Dass eine europaskeptische Kandidatin in die Stichwahl zieht, erscheint wenig überraschend. Laut Umfragen der Europäischen Kommission erreichte das Vertrauen in die Europäische Union (EU) in Frankreich im Herbst 2016 ein historisches Minimum. Nur 26 Prozent der Franzosen geben an, der EU zu vertrauen, während 65 Prozent der EU eher nicht vertrauen. Zum Vergleich: In Deutschland liegt der Anteil der Bürger, die der EU eher vertrauen bei 37 Prozent. Seit dem Frühjahr 2016 ist der Anteil der französischen Bürger, die die EU für nicht vertrauenswürdig halten, um 6 Prozentpunkte gestiegen. Im europäischen Vergleich befindet sich Frankreich an zweiter Stelle, was das Misstrauen in die EU betrifft. Nur noch in Griechenland herrscht mehr Misstrauen in die europäischen Strukturen. Bei dem einstigen Gründungsmitglied ist das Vertrauen in das europäische Projekt somit drastisch gesunken.

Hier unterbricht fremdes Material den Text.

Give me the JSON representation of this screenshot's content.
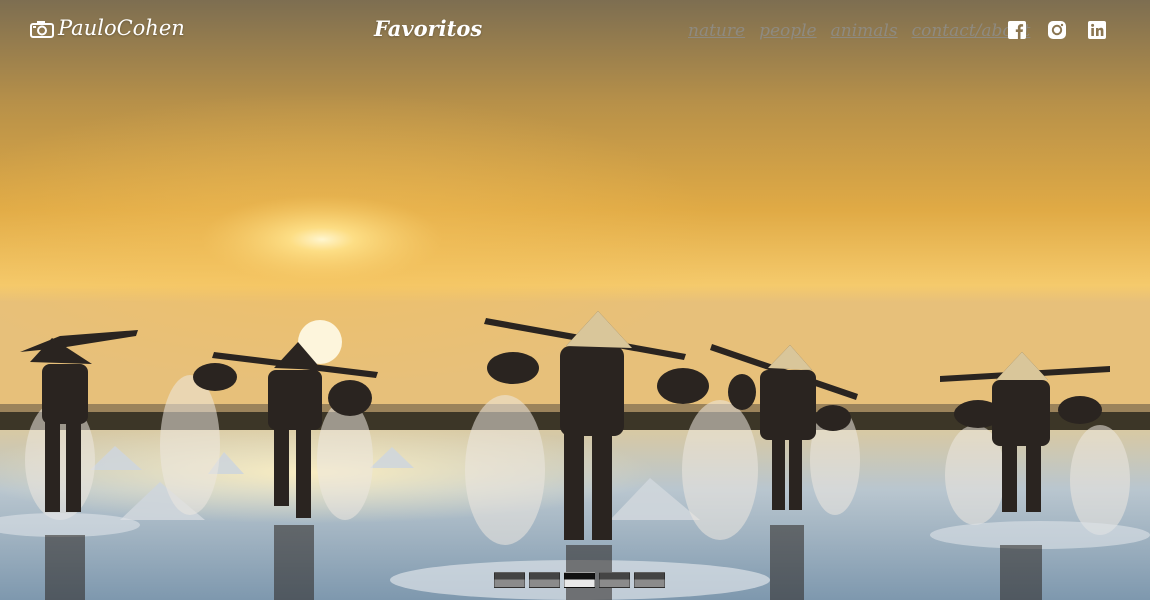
{
  "brand": {
    "name": "PauloCohen",
    "icon": "camera-icon"
  },
  "page": {
    "title": "Favoritos"
  },
  "nav": {
    "items": [
      {
        "label": "nature"
      },
      {
        "label": "people"
      },
      {
        "label": "animals"
      },
      {
        "label": "contact/about"
      }
    ]
  },
  "social": [
    {
      "icon": "facebook-icon"
    },
    {
      "icon": "instagram-icon"
    },
    {
      "icon": "linkedin-icon"
    }
  ],
  "slider": {
    "slides": 5,
    "active": 3
  },
  "colors": {
    "sky_top": "#8d7c57",
    "sky_mid": "#dca63f",
    "sky_horizon": "#f3c767",
    "water": "#a9bfd0",
    "nav_link": "#8e8a80",
    "text": "#ffffff"
  }
}
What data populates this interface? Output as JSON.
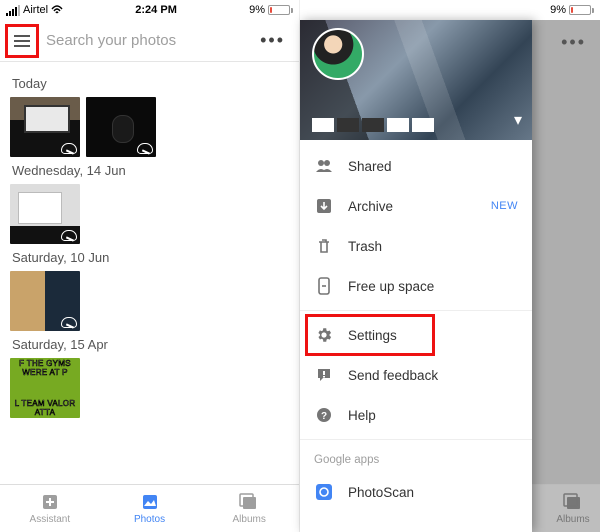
{
  "status": {
    "carrier": "Airtel",
    "time": "2:24 PM",
    "battery_pct": "9%"
  },
  "left": {
    "search_placeholder": "Search your photos",
    "sections": [
      {
        "title": "Today"
      },
      {
        "title": "Wednesday, 14 Jun"
      },
      {
        "title": "Saturday, 10 Jun"
      },
      {
        "title": "Saturday, 15 Apr"
      }
    ],
    "meme": {
      "top": "F THE GYMS WERE AT P",
      "bottom": "L TEAM VALOR ATTA"
    },
    "tabs": {
      "assistant": "Assistant",
      "photos": "Photos",
      "albums": "Albums"
    }
  },
  "right": {
    "tabs": {
      "albums": "Albums"
    },
    "menu": {
      "shared": "Shared",
      "archive": "Archive",
      "archive_badge": "NEW",
      "trash": "Trash",
      "free_up": "Free up space",
      "settings": "Settings",
      "feedback": "Send feedback",
      "help": "Help",
      "google_apps": "Google apps",
      "photoscan": "PhotoScan"
    }
  }
}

Noch vor der Krise war mehr als die Hälfte der Franzosen der Meinung, dass die EU vertrauenswürdig ist. Doch Dauerarbeitslosigkeit, hohe Schulden und eine insgesamt lahme Entwicklung der Wirtschaft (Busch, 2017) haben bei vielen Franzosen den Wunsch nach Veränderung verstärkt. Dies zeigt sich auch anhand des Vertrauens in die eigene Regierung. Nur 17 Prozent vertrauen der gegenwärtigen Regierung, während 79 Prozent ihr eher nicht vertrauen. Das sind Werte, die sonst eher für die Länder aus Süd- und Osteuropa, in denen Korruptionsprobleme und/oder schwere Wirtschaftskrisen das Vertrauen in die Regierung auf Dauer erschüttert haben, typisch sind. Unter allen EU-Ländern gibt es nur drei andere Mitgliedstaaten (Griechenland, Italien und Slowenien), in denen der Regierung noch weniger vertraut wird als in Frankreich.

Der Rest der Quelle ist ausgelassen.